Again, we appreciate the opportunity to participate in the efforts of the Senate Finance Committee to improve care for Medicare patients affected by chronic disease. Our hope is that the working group will step up on the issues outlined above, and make strong recommendations regarding the need to treat obesity seriously! Let’s make sure that Medicare beneficiaries have access to all evidence-based treatment avenues for this complex and chronic disease.

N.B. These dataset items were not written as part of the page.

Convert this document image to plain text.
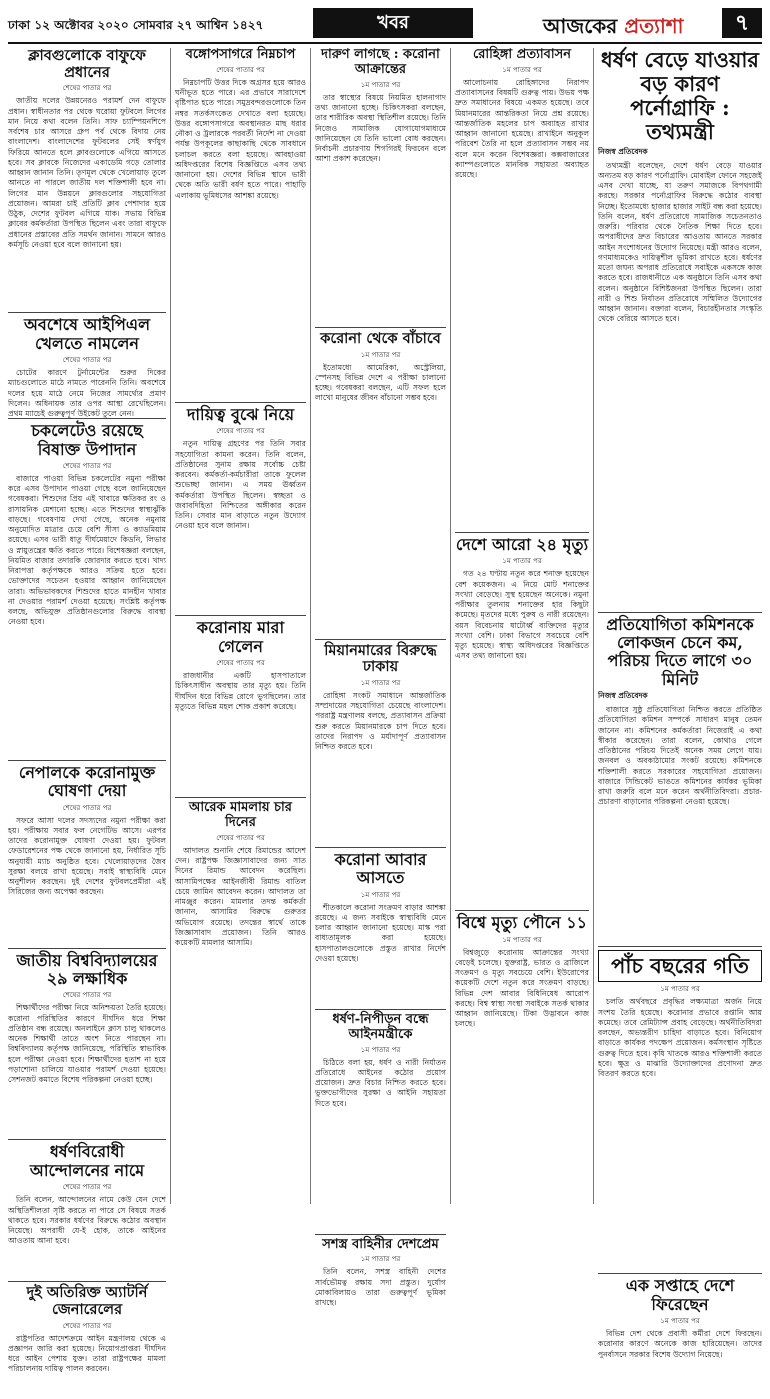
ঢাকা ১২ অক্টোবর ২০২০ সোমবার ২৭ আশ্বিন ১৪২৭	খবর	আজকের প্রত্যাশা	৭
ক্লাবগুলোকে বাফুফে প্রধানের
শেষের পাতার পর

জাতীয় দলের উন্নয়নেরও পরামর্শ দেন বাফুফে প্রধান। স্বাধীনতার পর থেকে ঘরোয়া ফুটবলে লিগের মান নিয়ে কথা বলেন তিনি। সাফ চ্যাম্পিয়নশিপে সর্বশেষ চার আসরে গ্রুপ পর্ব থেকে বিদায় নেয় বাংলাদেশ। বাংলাদেশের ফুটবলের সেই স্বর্ণযুগ ফিরিয়ে আনতে হলে ক্লাবগুলোকে এগিয়ে আসতে হবে। সব ক্লাবকে নিজেদের একাডেমি গড়ে তোলার আহ্বান জানান তিনি। তৃণমূল থেকে খেলোয়াড় তুলে আনতে না পারলে জাতীয় দল শক্তিশালী হবে না। লিগের মান উন্নয়নে ক্লাবগুলোর সহযোগিতা প্রয়োজন। আমরা চাই প্রতিটি ক্লাব পেশাদার হয়ে উঠুক, দেশের ফুটবল এগিয়ে যাক। সভায় বিভিন্ন ক্লাবের কর্মকর্তারা উপস্থিত ছিলেন এবং তারা বাফুফে প্রধানের প্রস্তাবের প্রতি সমর্থন জানান। সামনে আরও কর্মসূচি নেওয়া হবে বলে জানানো হয়।

অবশেষে আইপিএল খেলতে নামলেন
শেষের পাতার পর

চোটের কারণে টুর্নামেন্টের শুরুর দিকের ম্যাচগুলোতে মাঠে নামতে পারেননি তিনি। অবশেষে দলের হয়ে মাঠে নেমে নিজের সামর্থ্যের প্রমাণ দিলেন। অধিনায়ক তার ওপর আস্থা রেখেছিলেন। প্রথম ম্যাচেই গুরুত্বপূর্ণ উইকেট তুলে নেন।

চকলেটেও রয়েছে বিষাক্ত উপাদান
শেষের পাতার পর

বাজারে পাওয়া বিভিন্ন চকলেটের নমুনা পরীক্ষা করে এসব উপাদান পাওয়া গেছে বলে জানিয়েছেন গবেষকরা। শিশুদের প্রিয় এই খাবারে ক্ষতিকর রং ও রাসায়নিক মেশানো হচ্ছে। এতে শিশুদের স্বাস্থ্যঝুঁকি বাড়ছে। গবেষণায় দেখা গেছে, অনেক নমুনায় অনুমোদিত মাত্রার চেয়ে বেশি সীসা ও ক্যাডমিয়াম রয়েছে। এসব ভারী ধাতু দীর্ঘমেয়াদে কিডনি, লিভার ও স্নায়ুতন্ত্রের ক্ষতি করতে পারে। বিশেষজ্ঞরা বলছেন, নিয়মিত বাজার তদারকি জোরদার করতে হবে। খাদ্য নিরাপত্তা কর্তৃপক্ষকে আরও সক্রিয় হতে হবে। ভোক্তাদের সচেতন হওয়ার আহ্বান জানিয়েছেন তারা। অভিভাবকদের শিশুদের হাতে মানহীন খাবার না দেওয়ার পরামর্শ দেওয়া হয়েছে। সংশ্লিষ্ট কর্তৃপক্ষ বলছে, অভিযুক্ত প্রতিষ্ঠানগুলোর বিরুদ্ধে ব্যবস্থা নেওয়া হবে।

নেপালকে করোনামুক্ত ঘোষণা দেয়া
শেষের পাতার পর

সফরে আসা দলের সদস্যদের নমুনা পরীক্ষা করা হয়। পরীক্ষায় সবার ফল নেগেটিভ আসে। এরপর তাদের করোনামুক্ত ঘোষণা দেওয়া হয়। ফুটবল ফেডারেশনের পক্ষ থেকে জানানো হয়, নির্ধারিত সূচি অনুযায়ী ম্যাচ অনুষ্ঠিত হবে। খেলোয়াড়দের জৈব সুরক্ষা বলয়ে রাখা হয়েছে। সবাই স্বাস্থ্যবিধি মেনে অনুশীলন করছেন। দুই দেশের ফুটবলপ্রেমীরা এই সিরিজের জন্য অপেক্ষা করছেন।

জাতীয় বিশ্ববিদ্যালয়ের ২৯ লক্ষাধিক
শেষের পাতার পর

শিক্ষার্থীদের পরীক্ষা নিয়ে অনিশ্চয়তা তৈরি হয়েছে। করোনা পরিস্থিতির কারণে দীর্ঘদিন ধরে শিক্ষা প্রতিষ্ঠান বন্ধ রয়েছে। অনলাইনে ক্লাস চালু থাকলেও অনেক শিক্ষার্থী তাতে অংশ নিতে পারছেন না। বিশ্ববিদ্যালয় কর্তৃপক্ষ জানিয়েছে, পরিস্থিতি স্বাভাবিক হলে পরীক্ষা নেওয়া হবে। শিক্ষার্থীদের হতাশ না হয়ে পড়াশোনা চালিয়ে যাওয়ার পরামর্শ দেওয়া হয়েছে। সেশনজট কমাতে বিশেষ পরিকল্পনা নেওয়া হচ্ছে।

ধর্ষণবিরোধী আন্দোলনের নামে
শেষের পাতার পর

তিনি বলেন, আন্দোলনের নামে কেউ যেন দেশে অস্থিতিশীলতা সৃষ্টি করতে না পারে সে বিষয়ে সতর্ক থাকতে হবে। সরকার ধর্ষণের বিরুদ্ধে কঠোর অবস্থান নিয়েছে। অপরাধী যে-ই হোক, তাকে আইনের আওতায় আনা হবে।

দুই অতিরিক্ত অ্যাটর্নি জেনারেলের
শেষের পাতার পর

রাষ্ট্রপতির আদেশক্রমে আইন মন্ত্রণালয় থেকে এ প্রজ্ঞাপন জারি করা হয়েছে। নিয়োগপ্রাপ্তরা দীর্ঘদিন ধরে আইন পেশায় যুক্ত। তারা রাষ্ট্রপক্ষের মামলা পরিচালনায় দায়িত্ব পালন করবেন।

বঙ্গোপসাগরে নিম্নচাপ
শেষের পাতার পর

নিম্নচাপটি উত্তর দিকে অগ্রসর হয়ে আরও ঘনীভূত হতে পারে। এর প্রভাবে সারাদেশে বৃষ্টিপাত হতে পারে। সমুদ্রবন্দরগুলোকে তিন নম্বর সতর্কসংকেত দেখাতে বলা হয়েছে। উত্তর বঙ্গোপসাগরে অবস্থানরত মাছ ধরার নৌকা ও ট্রলারকে পরবর্তী নির্দেশ না দেওয়া পর্যন্ত উপকূলের কাছাকাছি থেকে সাবধানে চলাচল করতে বলা হয়েছে। আবহাওয়া অধিদপ্তরের বিশেষ বিজ্ঞপ্তিতে এসব তথ্য জানানো হয়। দেশের বিভিন্ন স্থানে ভারী থেকে অতি ভারী বর্ষণ হতে পারে। পাহাড়ি এলাকায় ভূমিধসের আশঙ্কা রয়েছে।

দায়িত্ব বুঝে নিয়ে
শেষের পাতার পর

নতুন দায়িত্ব গ্রহণের পর তিনি সবার সহযোগিতা কামনা করেন। তিনি বলেন, প্রতিষ্ঠানের সুনাম রক্ষায় সর্বোচ্চ চেষ্টা করবেন। কর্মকর্তা-কর্মচারীরা তাকে ফুলেল শুভেচ্ছা জানান। এ সময় ঊর্ধ্বতন কর্মকর্তারা উপস্থিত ছিলেন। স্বচ্ছতা ও জবাবদিহিতা নিশ্চিতের অঙ্গীকার করেন তিনি। সেবার মান বাড়াতে নতুন উদ্যোগ নেওয়া হবে বলে জানান।

করোনায় মারা গেলেন
শেষের পাতার পর

রাজধানীর একটি হাসপাতালে চিকিৎসাধীন অবস্থায় তার মৃত্যু হয়। তিনি দীর্ঘদিন ধরে বিভিন্ন রোগে ভুগছিলেন। তার মৃত্যুতে বিভিন্ন মহল শোক প্রকাশ করেছে।

আরেক মামলায় চার দিনের
শেষের পাতার পর

আদালত শুনানি শেষে রিমান্ডের আদেশ দেন। রাষ্ট্রপক্ষ জিজ্ঞাসাবাদের জন্য সাত দিনের রিমান্ড আবেদন করেছিল। আসামিপক্ষের আইনজীবী রিমান্ড বাতিল চেয়ে জামিন আবেদন করেন। আদালত তা নামঞ্জুর করেন। মামলার তদন্ত কর্মকর্তা জানান, আসামির বিরুদ্ধে গুরুতর অভিযোগ রয়েছে। তদন্তের স্বার্থে তাকে জিজ্ঞাসাবাদ প্রয়োজন। তিনি আরও কয়েকটি মামলার আসামি।

দারুণ লাগছে : করোনা আক্রান্তের
১ম পাতার পর

তার স্বাস্থ্যের বিষয়ে নিয়মিত হালনাগাদ তথ্য জানানো হচ্ছে। চিকিৎসকরা বলছেন, তার শারীরিক অবস্থা স্থিতিশীল রয়েছে। তিনি নিজেও সামাজিক যোগাযোগমাধ্যমে জানিয়েছেন যে তিনি ভালো বোধ করছেন। নির্বাচনী প্রচারণায় শিগগিরই ফিরবেন বলে আশা প্রকাশ করেছেন।

করোনা থেকে বাঁচাবে
১ম পাতার পর

ইতোমধ্যে আমেরিকা, অস্ট্রেলিয়া, স্পেনসহ বিভিন্ন দেশে এ পরীক্ষা চালানো হচ্ছে। গবেষকরা বলছেন, এটি সফল হলে লাখো মানুষের জীবন বাঁচানো সম্ভব হবে।

মিয়ানমারের বিরুদ্ধে ঢাকায়
১ম পাতার পর

রোহিঙ্গা সংকট সমাধানে আন্তর্জাতিক সম্প্রদায়ের সহযোগিতা চেয়েছে বাংলাদেশ। পররাষ্ট্র মন্ত্রণালয় বলছে, প্রত্যাবাসন প্রক্রিয়া শুরু করতে মিয়ানমারকে চাপ দিতে হবে। তাদের নিরাপদ ও মর্যাদাপূর্ণ প্রত্যাবাসন নিশ্চিত করতে হবে।

করোনা আবার আসতে
১ম পাতার পর

শীতকালে করোনা সংক্রমণ বাড়ার আশঙ্কা রয়েছে। এ জন্য সবাইকে স্বাস্থ্যবিধি মেনে চলার আহ্বান জানানো হয়েছে। মাস্ক পরা বাধ্যতামূলক করা হয়েছে। হাসপাতালগুলোকে প্রস্তুত রাখার নির্দেশ দেওয়া হয়েছে।

ধর্ষণ-নিপীড়ন বন্ধে আইনমন্ত্রীকে
১ম পাতার পর

চিঠিতে বলা হয়, ধর্ষণ ও নারী নির্যাতন প্রতিরোধে আইনের কঠোর প্রয়োগ প্রয়োজন। দ্রুত বিচার নিশ্চিত করতে হবে। ভুক্তভোগীদের সুরক্ষা ও আইনি সহায়তা দিতে হবে।

সশস্ত্র বাহিনীর দেশপ্রেম
১ম পাতার পর

তিনি বলেন, সশস্ত্র বাহিনী দেশের সার্বভৌমত্ব রক্ষায় সদা প্রস্তুত। দুর্যোগ মোকাবিলায়ও তারা গুরুত্বপূর্ণ ভূমিকা রাখছে।

রোহিঙ্গা প্রত্যাবাসন
১ম পাতার পর

আলোচনায় রোহিঙ্গাদের নিরাপদ প্রত্যাবাসনের বিষয়টি গুরুত্ব পায়। উভয় পক্ষ দ্রুত সমাধানের বিষয়ে একমত হয়েছে। তবে মিয়ানমারের আন্তরিকতা নিয়ে প্রশ্ন রয়েছে। আন্তর্জাতিক মহলের চাপ অব্যাহত রাখার আহ্বান জানানো হয়েছে। রাখাইনে অনুকূল পরিবেশ তৈরি না হলে প্রত্যাবাসন সম্ভব নয় বলে মনে করেন বিশেষজ্ঞরা। কক্সবাজারের ক্যাম্পগুলোতে মানবিক সহায়তা অব্যাহত রয়েছে।

দেশে আরো ২৪ মৃত্যু
১ম পাতার পর

গত ২৪ ঘণ্টায় নতুন করে শনাক্ত হয়েছেন বেশ কয়েকজন। এ নিয়ে মোট শনাক্তের সংখ্যা বেড়েছে। সুস্থ হয়েছেন অনেকে। নমুনা পরীক্ষার তুলনায় শনাক্তের হার কিছুটা কমেছে। মৃতদের মধ্যে পুরুষ ও নারী রয়েছেন। বয়স বিবেচনায় ষাটোর্ধ্ব ব্যক্তিদের মৃত্যুর সংখ্যা বেশি। ঢাকা বিভাগে সবচেয়ে বেশি মৃত্যু হয়েছে। স্বাস্থ্য অধিদপ্তরের বিজ্ঞপ্তিতে এসব তথ্য জানানো হয়।

বিশ্বে মৃত্যু পৌনে ১১
১ম পাতার পর

বিশ্বজুড়ে করোনায় আক্রান্তের সংখ্যা বেড়েই চলেছে। যুক্তরাষ্ট্র, ভারত ও ব্রাজিলে সংক্রমণ ও মৃত্যু সবচেয়ে বেশি। ইউরোপের কয়েকটি দেশে নতুন করে সংক্রমণ বাড়ছে। বিভিন্ন দেশ আবার বিধিনিষেধ আরোপ করছে। বিশ্ব স্বাস্থ্য সংস্থা সবাইকে সতর্ক থাকার আহ্বান জানিয়েছে। টিকা উদ্ভাবনে কাজ চলছে।

ধর্ষণ বেড়ে যাওয়ার বড় কারণ পর্নোগ্রাফি : তথ্যমন্ত্রী
নিজস্ব প্রতিবেদক

তথ্যমন্ত্রী বলেছেন, দেশে ধর্ষণ বেড়ে যাওয়ার অন্যতম বড় কারণ পর্নোগ্রাফি। মোবাইল ফোনে সহজেই এসব দেখা যাচ্ছে, যা তরুণ সমাজকে বিপথগামী করছে। সরকার পর্নোগ্রাফির বিরুদ্ধে কঠোর ব্যবস্থা নিচ্ছে। ইতোমধ্যে হাজার হাজার সাইট বন্ধ করা হয়েছে। তিনি বলেন, ধর্ষণ প্রতিরোধে সামাজিক সচেতনতাও জরুরি। পরিবার থেকে নৈতিক শিক্ষা দিতে হবে। অপরাধীদের দ্রুত বিচারের আওতায় আনতে সরকার আইন সংশোধনের উদ্যোগ নিয়েছে। মন্ত্রী আরও বলেন, গণমাধ্যমকেও দায়িত্বশীল ভূমিকা রাখতে হবে। ধর্ষণের মতো জঘন্য অপরাধ প্রতিরোধে সবাইকে একসঙ্গে কাজ করতে হবে। রাজধানীতে এক অনুষ্ঠানে তিনি এসব কথা বলেন। অনুষ্ঠানে বিশিষ্টজনরা উপস্থিত ছিলেন। তারা নারী ও শিশু নির্যাতন প্রতিরোধে সম্মিলিত উদ্যোগের আহ্বান জানান। বক্তারা বলেন, বিচারহীনতার সংস্কৃতি থেকে বেরিয়ে আসতে হবে।

প্রতিযোগিতা কমিশনকে লোকজন চেনে কম, পরিচয় দিতে লাগে ৩০ মিনিট
নিজস্ব প্রতিবেদক

বাজারে সুষ্ঠু প্রতিযোগিতা নিশ্চিত করতে প্রতিষ্ঠিত প্রতিযোগিতা কমিশন সম্পর্কে সাধারণ মানুষ তেমন জানেন না। কমিশনের কর্মকর্তারা নিজেরাই এ কথা স্বীকার করেছেন। তারা বলেন, কোথাও গেলে প্রতিষ্ঠানের পরিচয় দিতেই অনেক সময় লেগে যায়। জনবল ও অবকাঠামোর সংকট রয়েছে। কমিশনকে শক্তিশালী করতে সরকারের সহযোগিতা প্রয়োজন। বাজারে সিন্ডিকেট ভাঙতে কমিশনের কার্যকর ভূমিকা রাখা জরুরি বলে মনে করেন অর্থনীতিবিদরা। প্রচার-প্রচারণা বাড়ানোর পরিকল্পনা নেওয়া হয়েছে।

পাঁচ বছরের গতি
১ম পাতার পর

চলতি অর্থবছরে প্রবৃদ্ধির লক্ষ্যমাত্রা অর্জন নিয়ে সংশয় তৈরি হয়েছে। করোনার প্রভাবে রপ্তানি আয় কমেছে। তবে রেমিট্যান্স প্রবাহ বেড়েছে। অর্থনীতিবিদরা বলছেন, অভ্যন্তরীণ চাহিদা বাড়াতে হবে। বিনিয়োগ বাড়াতে কার্যকর পদক্ষেপ প্রয়োজন। কর্মসংস্থান সৃষ্টিতে গুরুত্ব দিতে হবে। কৃষি খাতকে আরও শক্তিশালী করতে হবে। ক্ষুদ্র ও মাঝারি উদ্যোক্তাদের প্রণোদনা দ্রুত বিতরণ করতে হবে।

এক সপ্তাহে দেশে ফিরেছেন
১ম পাতার পর

বিভিন্ন দেশ থেকে প্রবাসী কর্মীরা দেশে ফিরছেন। করোনার কারণে অনেকে কাজ হারিয়েছেন। তাদের পুনর্বাসনে সরকার বিশেষ উদ্যোগ নিয়েছে।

Should you have any questions, please contact me either by telephone at 571-235-6475 or via email at chris@potomaccurrents.com.

Sincerely,
Christopher Gallagher
Washington Coordinator
Obesity Care Continuum

References

  1. NHANES (Flegal) 2010
  2. Tala H.I. Fakhouri, Ph.D., M.P.H.; Cynthia L. Ogden, Ph.D., M.R.P.; Margaret D. Carroll, M.S.P.H.; Brian K. Kit, M.D., M.P.H.; and Katherine M. Flegal, Ph.D. NCHS Data Brief, No. 106, September 2012. Prevalence of Obesity Among Older Adults in the United States, 2007–2010.
  3. Vincent GK, Velkoff VA. The next four decades, the older population in the United States: 2010 to 2050. Current Population Reports P25–1138. Washington, DC: U.S. Census Bureau. 2010.
  4. NHLBI, Clinical Guidelines on the Identification, Evaluation, and Treatment of Overweight and Obesity in Adults, NIH Publication No. 98-4083, September 1998.
  5. NHLBI, Clinical Guidelines on the Identification, Evaluation, and Treatment of Overweight and Obesity in Adults, NIH Publication No. 98-4083, September 1998.
  6. A Must et al. The disease burden associated with overweight and obesity. JAMA. 1999. 282:1523-1529.
  7. EA Finkelstein et al. Annual medical spending attributable to obesity: payer-and service-specific estimates. Health Affairs. 2009, 28(5):w822-31.
  8. IBID.
  9. Malinoff RL, Elliott MN, Giordano LA, Grace SC, and Burroughs JN. Obesity Utilization and Health-Related Quality of Life in Medicare Enrollees. J Ambulatory Care Manage, Vol. 36, No. 1, pp. 61–71.
  10. Ferguson CF, Langwith C, Muldoon A, and Leonard J. Improving Obesity Management in Adult Primary Care. White Paper released March 6, 2010.